Luke Udsen of Castoro Cellars said his father, Neils, had been wanting to produce grappa because he used to live in Italy and experienced it there. For several years, Udsen said, they’ve been experimenting with grappa and brandy. Recently, the Udsens purchased Veris Cellars on Bethel Road and are converting it into Bethel Rd. Distillery, Winery and Public House, which will house the distillery and produce small batches of wine. Udsen said he is optimistic that the public house will be open to the public by summer.

“I think it’s kind of starting out like the wine industry did,” Udsen said. “It’s the Wild West … it’s kind of ‘learn are you go.’ A lot of the laws are tricky. It’s a growing market, like craft beers are taking off. I think we’re going to see it grow rapidly once there are a few more established spots.”

Joe Barton of Grey Wolf Winery and Steve Kroner of Silver Horse started their distillery plan four years ago.

“We just have an affinity for spirits — especially whiskey and gin,” Barton said. Their distillery — Krobar — will focus mainly on whiskeys. Some of the whiskeys were produced in Kentucky and aged in Paso Robles and some are made in California. “Our idea is to have both a California and a Kentucky whiskey.”

While Krobar’s whiskeys are not grape-based, it will produce gin with white grapes.

“We spent a lot of time doing research and doing a lot of traveling,” Barton said, adding that the distillery is not based on the idea that they have extra wine that they’ve been finding a use for, but rather their love of whiskey.

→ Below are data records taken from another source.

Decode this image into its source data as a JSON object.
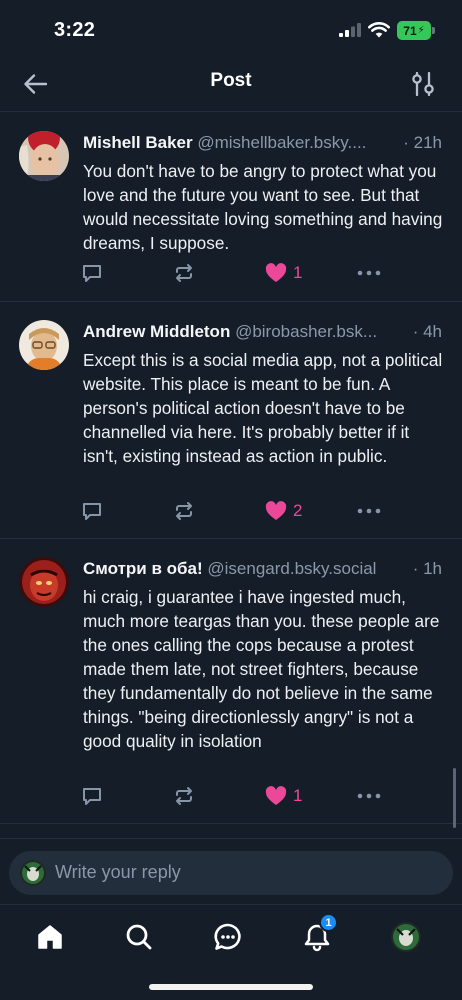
{
  "status_bar": {
    "time": "3:22",
    "battery": "71"
  },
  "header": {
    "title": "Post",
    "back_icon": "arrow-left-icon",
    "filter_icon": "sliders-icon"
  },
  "posts": [
    {
      "author": "Mishell Baker",
      "handle": "@mishellbaker.bsky....",
      "time": "· 21h",
      "text": "You don't have to be angry to protect what you love and the future you want to see.  But that would necessitate loving something and having dreams, I suppose.",
      "likes": "1"
    },
    {
      "author": "Andrew Middleton",
      "handle": "@birobasher.bsk...",
      "time": "· 4h",
      "text": "Except this is a social media app, not a political website. This place is meant to be fun. A person's political action doesn't have to be channelled via here. It's probably better if it isn't,  existing instead as action in public.",
      "likes": "2"
    },
    {
      "author": "Смотри в оба!",
      "handle": "@isengard.bsky.social",
      "time": "· 1h",
      "text": "hi craig, i guarantee i have ingested much, much more teargas than you. these people are the ones calling the cops because a protest made them late, not street fighters, because they fundamentally do not believe in the same things. \"being directionlessly angry\" is not a good quality in isolation",
      "likes": "1"
    }
  ],
  "reply": {
    "placeholder": "Write your reply"
  },
  "nav": {
    "items": [
      "home-icon",
      "search-icon",
      "chat-icon",
      "bell-icon",
      "profile-avatar"
    ],
    "notification_badge": "1"
  },
  "colors": {
    "background": "#151d28",
    "like_pink": "#ec4899",
    "accent_blue": "#1d8bf1",
    "muted_text": "#8a98ab"
  }
}
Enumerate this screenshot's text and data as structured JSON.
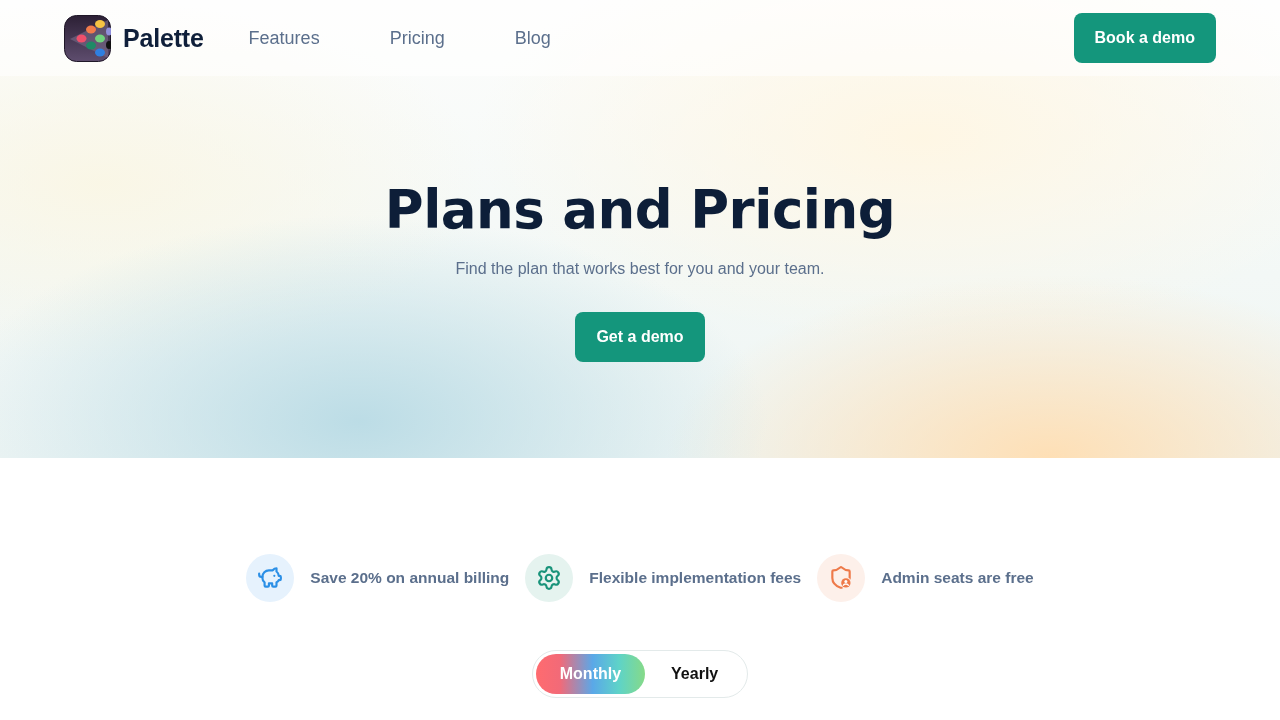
{
  "header": {
    "brand": "Palette",
    "nav": [
      {
        "label": "Features"
      },
      {
        "label": "Pricing"
      },
      {
        "label": "Blog"
      }
    ],
    "cta": "Book a demo"
  },
  "hero": {
    "title": "Plans and Pricing",
    "subtitle": "Find the plan that works best for you and your team.",
    "cta": "Get a demo"
  },
  "benefits": [
    {
      "kind": "piggy",
      "text": "Save 20% on annual billing"
    },
    {
      "kind": "gear",
      "text": "Flexible implementation fees"
    },
    {
      "kind": "shield",
      "text": "Admin seats are free"
    }
  ],
  "billing_toggle": [
    {
      "label": "Monthly",
      "selected": true
    },
    {
      "label": "Yearly",
      "selected": false
    }
  ]
}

Barton said that the distilleries are all producing different spirits using different processes. “There’s more spirits than you could possibly imagine,” Barton said about the possibilities of the local craft spirit industry. He said he anticipates law changes in California that would allow for craft spirit producers to sell direct to consumers, something that is not allowed at this point. They are allowed, as RE:FIND does, to sell grape-based spirits, but the label must reflect it. RE:FIND uses a different label for its product sold wholesale.